The news has hit Israelis, left and right, religious and secular, very hard as the Ramon family has a special place in Israeli consciousness. The elder Ramon generated enormous national pride as the first Israeli astronaut to take part in the NASA mission. He died, along with the other six crew members, when the shuttle disintegrated shortly before it was due to land.
The death of the younger Ramon, said Prime Minister Benjamin Netanyahu, is almost on the level of “a Biblical tragedy.”
As Uri Dromi, director general of the Mishkenot Sha’ananim conference center in Jerusalem and former chief education officer of the Israeli Air Force pointed out in this article, the elder Ramon was not only the first astronaut, but also a man who broke down barriers in Israeli society:
For many years, the “air force family” was synonymous with an elite group that kept to itself and had its own language and culture, which no outsider could understand. But then Ilan Ramon came along and demolished this mythos. The enormous exposure he received as Israel’s first astronaut reminded all Israelis that he was no more than one of them — someone who had absorbed the values that every family here tries to teach its children, who attended classes in the same school system that we all love to denigrate, who watched the same television programs and heard the same things on the street. He was one of us.
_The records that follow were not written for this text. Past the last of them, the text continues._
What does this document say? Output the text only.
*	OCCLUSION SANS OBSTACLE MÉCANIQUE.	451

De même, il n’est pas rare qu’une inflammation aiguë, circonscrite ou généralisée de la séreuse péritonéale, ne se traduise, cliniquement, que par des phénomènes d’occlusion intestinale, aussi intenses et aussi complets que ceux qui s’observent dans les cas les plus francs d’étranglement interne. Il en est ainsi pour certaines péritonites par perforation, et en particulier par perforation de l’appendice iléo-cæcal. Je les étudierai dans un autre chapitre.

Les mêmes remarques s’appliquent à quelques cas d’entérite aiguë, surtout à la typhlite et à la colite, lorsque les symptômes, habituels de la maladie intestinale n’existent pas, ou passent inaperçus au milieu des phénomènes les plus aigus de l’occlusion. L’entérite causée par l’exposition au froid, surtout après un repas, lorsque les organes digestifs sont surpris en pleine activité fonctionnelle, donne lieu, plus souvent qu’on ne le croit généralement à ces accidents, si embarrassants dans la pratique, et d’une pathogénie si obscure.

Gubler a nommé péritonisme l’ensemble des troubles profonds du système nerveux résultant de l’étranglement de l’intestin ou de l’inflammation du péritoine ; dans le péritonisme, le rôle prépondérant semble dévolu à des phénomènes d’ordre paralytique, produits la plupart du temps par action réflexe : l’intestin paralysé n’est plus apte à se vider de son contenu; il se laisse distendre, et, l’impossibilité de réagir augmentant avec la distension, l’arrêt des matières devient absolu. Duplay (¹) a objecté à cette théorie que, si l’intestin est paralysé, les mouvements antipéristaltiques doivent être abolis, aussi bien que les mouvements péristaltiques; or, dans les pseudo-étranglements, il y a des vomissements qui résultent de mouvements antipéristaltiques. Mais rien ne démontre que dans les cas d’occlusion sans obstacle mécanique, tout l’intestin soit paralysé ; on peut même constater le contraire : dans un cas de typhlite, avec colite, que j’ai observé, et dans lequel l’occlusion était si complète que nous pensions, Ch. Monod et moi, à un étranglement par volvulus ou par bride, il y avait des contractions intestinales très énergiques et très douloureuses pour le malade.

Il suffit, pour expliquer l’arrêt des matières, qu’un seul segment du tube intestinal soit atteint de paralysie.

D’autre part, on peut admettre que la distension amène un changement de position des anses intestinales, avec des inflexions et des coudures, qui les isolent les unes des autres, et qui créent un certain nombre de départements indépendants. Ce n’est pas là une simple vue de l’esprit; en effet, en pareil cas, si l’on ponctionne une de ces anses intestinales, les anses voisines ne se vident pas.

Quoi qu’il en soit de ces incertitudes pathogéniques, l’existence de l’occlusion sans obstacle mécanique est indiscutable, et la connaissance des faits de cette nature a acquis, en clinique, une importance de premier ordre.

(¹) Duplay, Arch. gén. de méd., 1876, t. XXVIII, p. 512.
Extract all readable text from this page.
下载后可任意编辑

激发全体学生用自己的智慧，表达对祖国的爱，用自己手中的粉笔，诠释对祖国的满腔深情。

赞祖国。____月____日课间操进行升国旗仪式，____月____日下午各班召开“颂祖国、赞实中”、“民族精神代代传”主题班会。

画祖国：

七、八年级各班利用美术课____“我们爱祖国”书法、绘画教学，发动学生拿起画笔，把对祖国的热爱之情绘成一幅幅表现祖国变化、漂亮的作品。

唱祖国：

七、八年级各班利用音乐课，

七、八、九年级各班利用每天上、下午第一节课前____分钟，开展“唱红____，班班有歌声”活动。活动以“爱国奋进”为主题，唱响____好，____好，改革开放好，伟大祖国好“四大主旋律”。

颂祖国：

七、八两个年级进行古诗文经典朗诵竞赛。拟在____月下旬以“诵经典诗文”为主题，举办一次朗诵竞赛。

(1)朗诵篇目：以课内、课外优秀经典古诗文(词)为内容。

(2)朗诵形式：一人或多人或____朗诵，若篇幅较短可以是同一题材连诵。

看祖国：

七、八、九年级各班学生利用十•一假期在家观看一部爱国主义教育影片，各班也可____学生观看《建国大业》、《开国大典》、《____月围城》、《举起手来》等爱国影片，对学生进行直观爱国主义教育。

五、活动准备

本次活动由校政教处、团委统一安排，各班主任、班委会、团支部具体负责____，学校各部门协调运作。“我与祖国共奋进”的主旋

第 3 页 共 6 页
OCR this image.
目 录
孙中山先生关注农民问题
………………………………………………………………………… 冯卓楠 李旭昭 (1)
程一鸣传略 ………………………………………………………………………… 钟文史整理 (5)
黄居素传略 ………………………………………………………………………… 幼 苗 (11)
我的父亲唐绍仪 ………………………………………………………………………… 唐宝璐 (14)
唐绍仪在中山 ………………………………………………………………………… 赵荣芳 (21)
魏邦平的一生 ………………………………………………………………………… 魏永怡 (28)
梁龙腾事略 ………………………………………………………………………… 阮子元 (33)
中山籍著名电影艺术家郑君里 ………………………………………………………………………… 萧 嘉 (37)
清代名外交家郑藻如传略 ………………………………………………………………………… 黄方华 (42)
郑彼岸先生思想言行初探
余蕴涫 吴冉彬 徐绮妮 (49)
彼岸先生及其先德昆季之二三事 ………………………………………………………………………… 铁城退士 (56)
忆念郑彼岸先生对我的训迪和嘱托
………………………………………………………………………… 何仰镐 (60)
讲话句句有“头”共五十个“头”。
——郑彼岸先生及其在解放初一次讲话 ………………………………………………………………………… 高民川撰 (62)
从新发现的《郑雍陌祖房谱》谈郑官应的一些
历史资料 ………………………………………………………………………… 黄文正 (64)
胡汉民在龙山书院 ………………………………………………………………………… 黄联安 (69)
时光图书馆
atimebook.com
Dromi also sums up the special relationship that the Israeli public had with the younger Ramon:
And then, in that quintessentially Israeli manner, we shifted from grief to joy. Who among us did not find himself tearing up when, during the last graduation ceremony for new pilots, he saw the joyous group in the visitors gallery sporting T-shirts emblazoned with “I love Asaf”? And when the name of the outstanding cadet, Asaf Ramon, was announced, and the cameras focused on the proud mother, Rona, the television — that often depressing and divisive device — for a moment gave every Israeli a taste of days gone by, of the satisfactions that spring up in between the disasters, of the hope that sprouts along the wearying path we tread, of a fate that can still sometimes cause our faces to light up.
The incident is set to reignite a debate over whether sons of bereaved families should be eligible for combat posts in the Israeli military. Currently, they are exempt from combat roles but can take on one with their mother’s signature, but over the coming days there will be voices calling for this rule to be reassessed.